Now, let $\Delta y$ be the change in the value of $f(x)$, relative to the point we chose earlier. We can say that $\Delta l \approx \Delta y$ for small values of $\Delta x$. To be exact, $\epsilon = \lvert \Delta l - \Delta y\rvert$, where $\epsilon$ is the error. Here is an image to summarize the state of affairs so far:
Again, because $\Delta y \approx \Delta l$ for small $\Delta x$, we have that $$\Delta y \approx f'(a)\Delta x$$
(Notice that, when we make $\Delta x$ infinitely small by taking $\lim_{\Delta x \to 0}$, we have $dy=f'(a)dx$. We chose $x=a$, but we can in fact choose any $x$ and arrive at $dy=f'(x)dx$, which is the definition of the differential.)
So, to summarize, we now have a function that approximates changes in $f$ near some point $x$, given a change in $x$. That is, $\Delta y \approx f'(x)\Delta x$. It bears repeating that this is a function of $\Delta x$. We choose a fixed value of $x$ (therefore $f'(x)$ is fixed at that point), and let $\Delta x$ vary.
(We can arrive at the chain rule by taking one step further. Assume that $x$ is now a function of $u$. Then, $\Delta x \approx x'(u)\Delta u$, which we can plug into the linearization of $f$ and get $\Delta y \approx f'(x)x'(u)\Delta u$. Dividing both sides by $\Delta u$ and taking $\lim_{\Delta u \to 0}$ gives the single variable chain rule.)
Now, consider a parametric curve $x = x(t)$ and $y = y(t)$. You are entirely right that $y$ is often not a valid function of $x$, since parametric curves can easily fail the vertical line test as many times as they want. Despite this, we can find a slope of the curve. Simply pick an arbitrary point (x, y) on the curve (which has a unique value of $t$ associated with it).
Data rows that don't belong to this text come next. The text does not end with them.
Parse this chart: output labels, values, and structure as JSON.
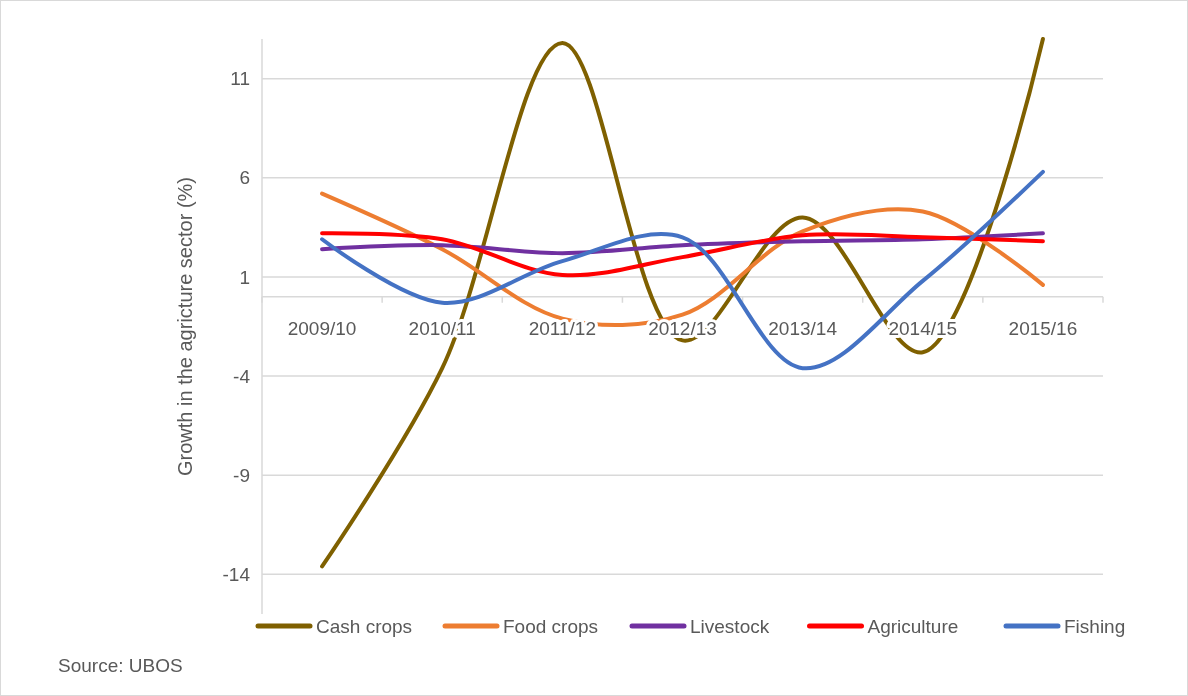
{
  "chart_data": {
    "type": "line",
    "ylabel": "Growth in the agricture sector (%)",
    "categories": [
      "2009/10",
      "2010/11",
      "2011/12",
      "2012/13",
      "2013/14",
      "2014/15",
      "2015/16"
    ],
    "series": [
      {
        "name": "Cash crops",
        "color": "#7f6000",
        "values": [
          -13.6,
          -3.6,
          12.8,
          -2.2,
          4.0,
          -2.8,
          13.0
        ]
      },
      {
        "name": "Food crops",
        "color": "#ed7d31",
        "values": [
          5.2,
          2.4,
          -1.1,
          -0.9,
          3.3,
          4.3,
          0.6
        ]
      },
      {
        "name": "Livestock",
        "color": "#7030a0",
        "values": [
          2.4,
          2.6,
          2.2,
          2.6,
          2.8,
          2.9,
          3.2
        ]
      },
      {
        "name": "Agriculture",
        "color": "#ff0000",
        "values": [
          3.2,
          2.9,
          1.1,
          2.0,
          3.1,
          3.0,
          2.8
        ]
      },
      {
        "name": "Fishing",
        "color": "#4472c4",
        "values": [
          2.9,
          -0.3,
          1.8,
          3.0,
          -3.6,
          0.8,
          6.3
        ]
      }
    ],
    "ylim": [
      -16,
      13
    ],
    "yticks": [
      11,
      6,
      1,
      -4,
      -9,
      -14
    ],
    "grid": "y",
    "legend": "bottom",
    "marker": "none",
    "line_style": "solid",
    "annotations": [
      "Source: UBOS"
    ]
  }
}
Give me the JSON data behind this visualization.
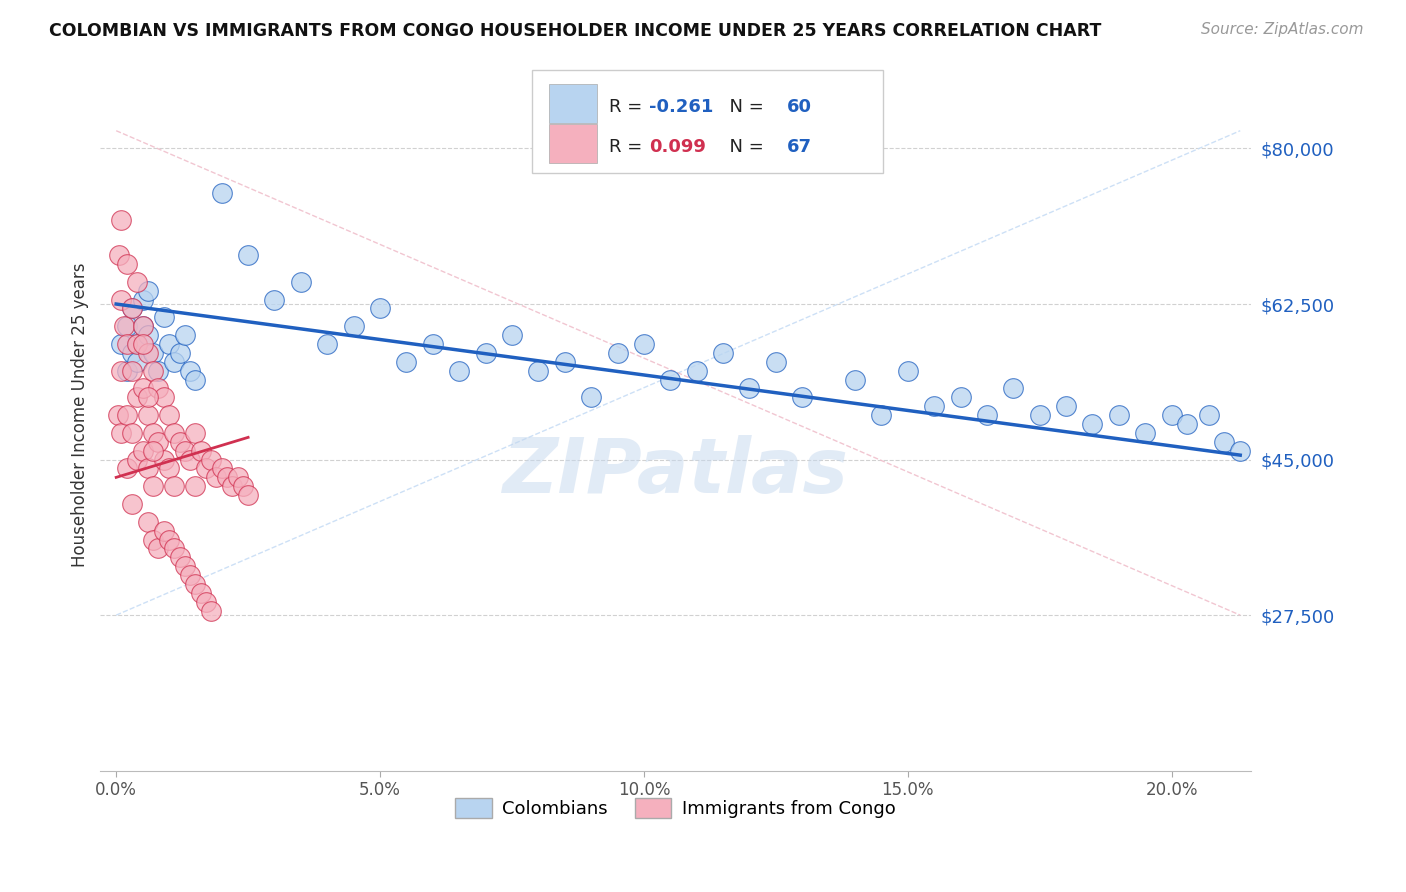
{
  "title": "COLOMBIAN VS IMMIGRANTS FROM CONGO HOUSEHOLDER INCOME UNDER 25 YEARS CORRELATION CHART",
  "source": "Source: ZipAtlas.com",
  "ylabel": "Householder Income Under 25 years",
  "xlabel_ticks": [
    "0.0%",
    "5.0%",
    "10.0%",
    "15.0%",
    "20.0%"
  ],
  "xlabel_vals": [
    0.0,
    0.05,
    0.1,
    0.15,
    0.2
  ],
  "ylabel_ticks": [
    "$27,500",
    "$45,000",
    "$62,500",
    "$80,000"
  ],
  "ylabel_vals": [
    27500,
    45000,
    62500,
    80000
  ],
  "ylim": [
    10000,
    90000
  ],
  "xlim": [
    -0.003,
    0.215
  ],
  "legend1_R": "-0.261",
  "legend1_N": "60",
  "legend2_R": "0.099",
  "legend2_N": "67",
  "blue_color": "#b8d4f0",
  "pink_color": "#f5b0be",
  "blue_line_color": "#2060c0",
  "pink_line_color": "#d03050",
  "pink_dash_color": "#f0c0cc",
  "blue_dash_color": "#c8ddf5",
  "watermark": "ZIPatlas",
  "colombians_x": [
    0.001,
    0.002,
    0.002,
    0.003,
    0.003,
    0.004,
    0.004,
    0.005,
    0.005,
    0.006,
    0.006,
    0.007,
    0.008,
    0.009,
    0.01,
    0.011,
    0.012,
    0.013,
    0.014,
    0.015,
    0.02,
    0.025,
    0.03,
    0.035,
    0.04,
    0.045,
    0.05,
    0.055,
    0.06,
    0.065,
    0.07,
    0.075,
    0.08,
    0.085,
    0.09,
    0.095,
    0.1,
    0.105,
    0.11,
    0.115,
    0.12,
    0.125,
    0.13,
    0.14,
    0.145,
    0.15,
    0.155,
    0.16,
    0.165,
    0.17,
    0.175,
    0.18,
    0.185,
    0.19,
    0.195,
    0.2,
    0.203,
    0.207,
    0.21,
    0.213
  ],
  "colombians_y": [
    58000,
    60000,
    55000,
    57000,
    62000,
    58000,
    56000,
    63000,
    60000,
    64000,
    59000,
    57000,
    55000,
    61000,
    58000,
    56000,
    57000,
    59000,
    55000,
    54000,
    75000,
    68000,
    63000,
    65000,
    58000,
    60000,
    62000,
    56000,
    58000,
    55000,
    57000,
    59000,
    55000,
    56000,
    52000,
    57000,
    58000,
    54000,
    55000,
    57000,
    53000,
    56000,
    52000,
    54000,
    50000,
    55000,
    51000,
    52000,
    50000,
    53000,
    50000,
    51000,
    49000,
    50000,
    48000,
    50000,
    49000,
    50000,
    47000,
    46000
  ],
  "congo_x": [
    0.0003,
    0.0005,
    0.001,
    0.001,
    0.001,
    0.001,
    0.0015,
    0.002,
    0.002,
    0.002,
    0.002,
    0.003,
    0.003,
    0.003,
    0.003,
    0.004,
    0.004,
    0.004,
    0.005,
    0.005,
    0.005,
    0.006,
    0.006,
    0.006,
    0.007,
    0.007,
    0.007,
    0.008,
    0.008,
    0.009,
    0.009,
    0.01,
    0.01,
    0.011,
    0.011,
    0.012,
    0.013,
    0.014,
    0.015,
    0.015,
    0.016,
    0.017,
    0.018,
    0.019,
    0.02,
    0.021,
    0.022,
    0.023,
    0.024,
    0.025,
    0.006,
    0.007,
    0.008,
    0.009,
    0.01,
    0.011,
    0.012,
    0.013,
    0.014,
    0.015,
    0.016,
    0.017,
    0.018,
    0.004,
    0.005,
    0.006,
    0.007
  ],
  "congo_y": [
    50000,
    68000,
    72000,
    63000,
    55000,
    48000,
    60000,
    67000,
    58000,
    50000,
    44000,
    62000,
    55000,
    48000,
    40000,
    58000,
    52000,
    45000,
    60000,
    53000,
    46000,
    57000,
    50000,
    44000,
    55000,
    48000,
    42000,
    53000,
    47000,
    52000,
    45000,
    50000,
    44000,
    48000,
    42000,
    47000,
    46000,
    45000,
    48000,
    42000,
    46000,
    44000,
    45000,
    43000,
    44000,
    43000,
    42000,
    43000,
    42000,
    41000,
    38000,
    36000,
    35000,
    37000,
    36000,
    35000,
    34000,
    33000,
    32000,
    31000,
    30000,
    29000,
    28000,
    65000,
    58000,
    52000,
    46000
  ]
}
Now, we can approximate the slope near this point by computing $\frac{\Delta y}{\Delta x}$. Making $\Delta t$ smaller makes the slope closer to the slope AT $(x,y)$.
What are $\Delta x$ and $\Delta y$? Well, we can use the linear approximations $$\Delta x \approx x'(t)\Delta t$$ $$\Delta y \approx y'(t)\Delta t$$
Then, $$\frac{\Delta y}{\Delta x} \approx \frac{y'(t)\Delta t}{x'(t)\Delta t}$$
From here, we can cancel the $\Delta t$s so that $$\frac{\Delta y}{\Delta x} \approx \frac{y'(t)}{x'(t)}$$
Then we take $\lim_{\Delta t \to 0}$ and get $$\frac{dy}{dx} = \frac{y'(t)}{x'(t)}$$
As we make $\Delta t$ smaller, $\Delta y$ and $\Delta x$ get smaller as well, until they eventually become $dy$ and $dx$.
Although I prefer that explanation because it gets more to the heart of what $\frac{dy}{dx}$ truly means when $x=x(t)$ and $y=y(t)$, I will try to answer your question more directly.
It is always true that if $y$ is a function of $x$, and $x$ is a function of $t$, then $\frac{dy}{dt} = \frac{dy}{dx}\frac{dx}{dt}$ from the chain rule (provided all the usual conditions are satisfied). You can chop up the parametric curve into a bunch of valid functions of $x$, and put them in a large piecewise function that describes the entire curve. Then, if you're interested in the slope at some point $(x(t_0), y(t_0))$, choose the "piece" on which the point lies, and apply the chain rule to that.